L'intégrale des symphonies d'Anton Bruckner est l'un des événements majeurs de cette rentrée à la Philharmonie de Paris. Directeur musical de la Staatskapelle Berlin depuis 1992, le chef et pianiste Daniel Barenboïm présente cette saison tout un cycle Mozart-Bruckner dont ce concert dans la grande salle de la Philharmonie fut le troisième volet. Aussi contrasté soit le programme, l'élégance aux accents fastueux du Concerto n°26 de Mozart, écrit à l'occasion du couronnement de Léopold II à Francfort (1788), s'accordait harmonieusement avec la sixième symphonie de Bruckner, achevée en 1881 et n'ayant jamais été remaniée par le compositeur, qui avait pour habitude de constamment réviser ses partitions.

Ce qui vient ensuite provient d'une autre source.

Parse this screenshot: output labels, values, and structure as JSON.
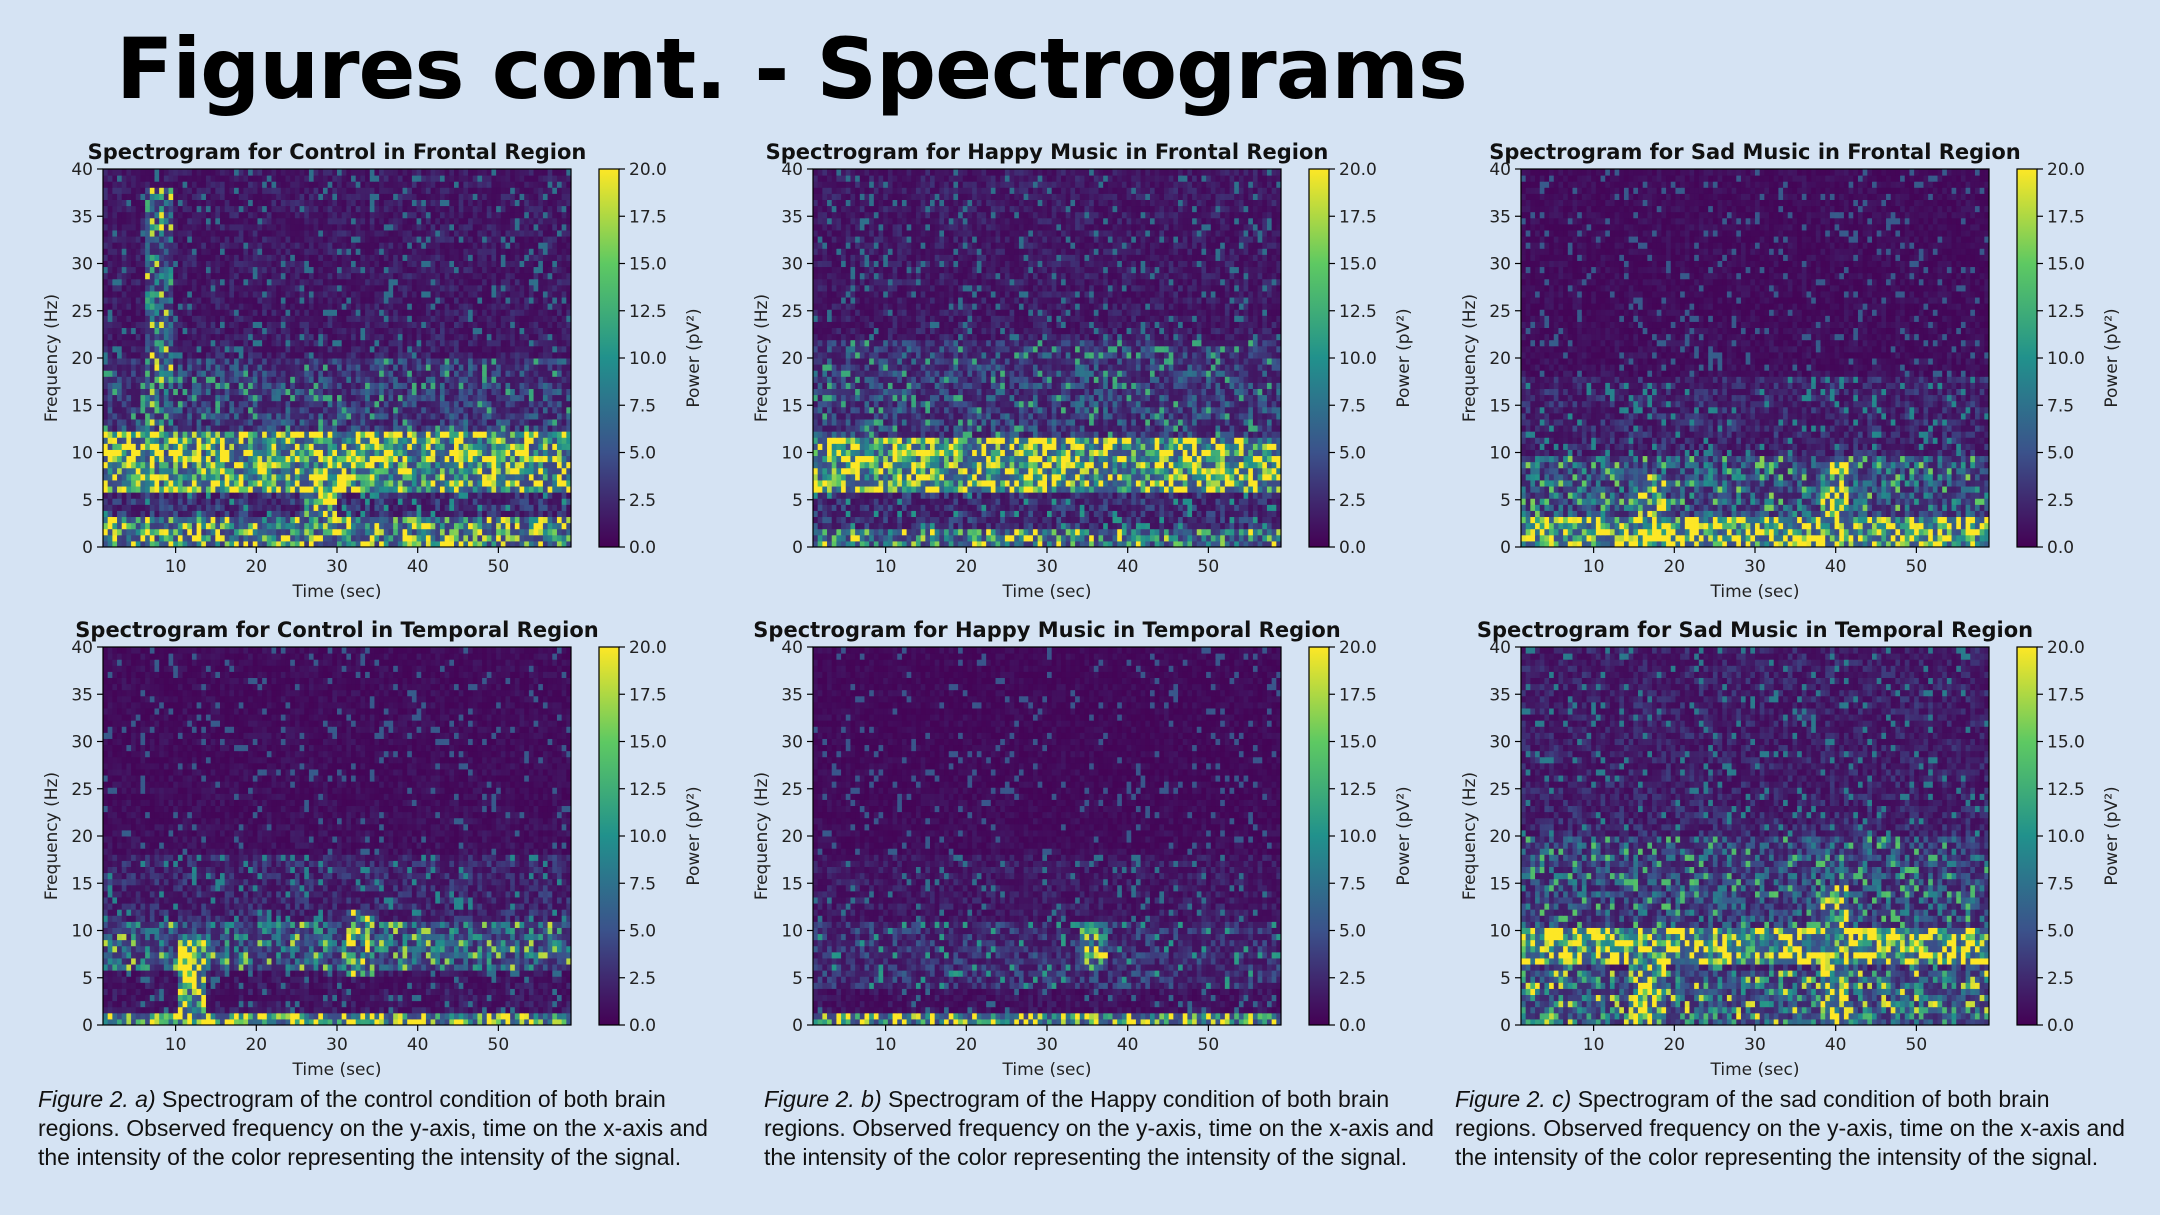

Daniel Barenboïm © Peter Adamik
Daniel Barenboïm
© Peter Adamik

Face au piano central, Barenboïm se montre aussi concentré que ses musiciens. La longue exposition du premier mouvement du Concerto n°26 nous donne à entendre des thèmes fortement pourvus de rebondissements, provoquant sans cesse des effets de rupture. Dirigeant depuis son clavier, Barenboïm brusque quelque peu l'allegro avec de rapides changements de tempo, peut-être dus à des levers de main très vifs du clavier, pariant ainsi sur l'intensité de ce premier mouvement en contrepoint d'un larghetto plus tendre, plus harmonieux. Bénéficiant d'une réelle complicité avec le premier violon, il force l'admiration dans le deuxième mouvement, sa légèreté et la clarté de son jeu répondant avec une joie non dissimulée à l'orchestre, parvenant à conserver son caractère intime. L'allegretto final est une explosion de joie, abondant de propositions surprenantes : le deuxième thème est abordé en mineur par le basson, colorant curieusement ce troisième et dernier mouvement en contrepoint du piano, si lumineux et uni à l'orchestre. Cette ré-exposition inattendue désarçonne quelque peu, mais brille par sa singularité dans ce concerto se voulant œuvre de cérémonie mais dont les couleurs tonales évoquent plutôt la galanterie, interrompue par un final enthousiaste et clair.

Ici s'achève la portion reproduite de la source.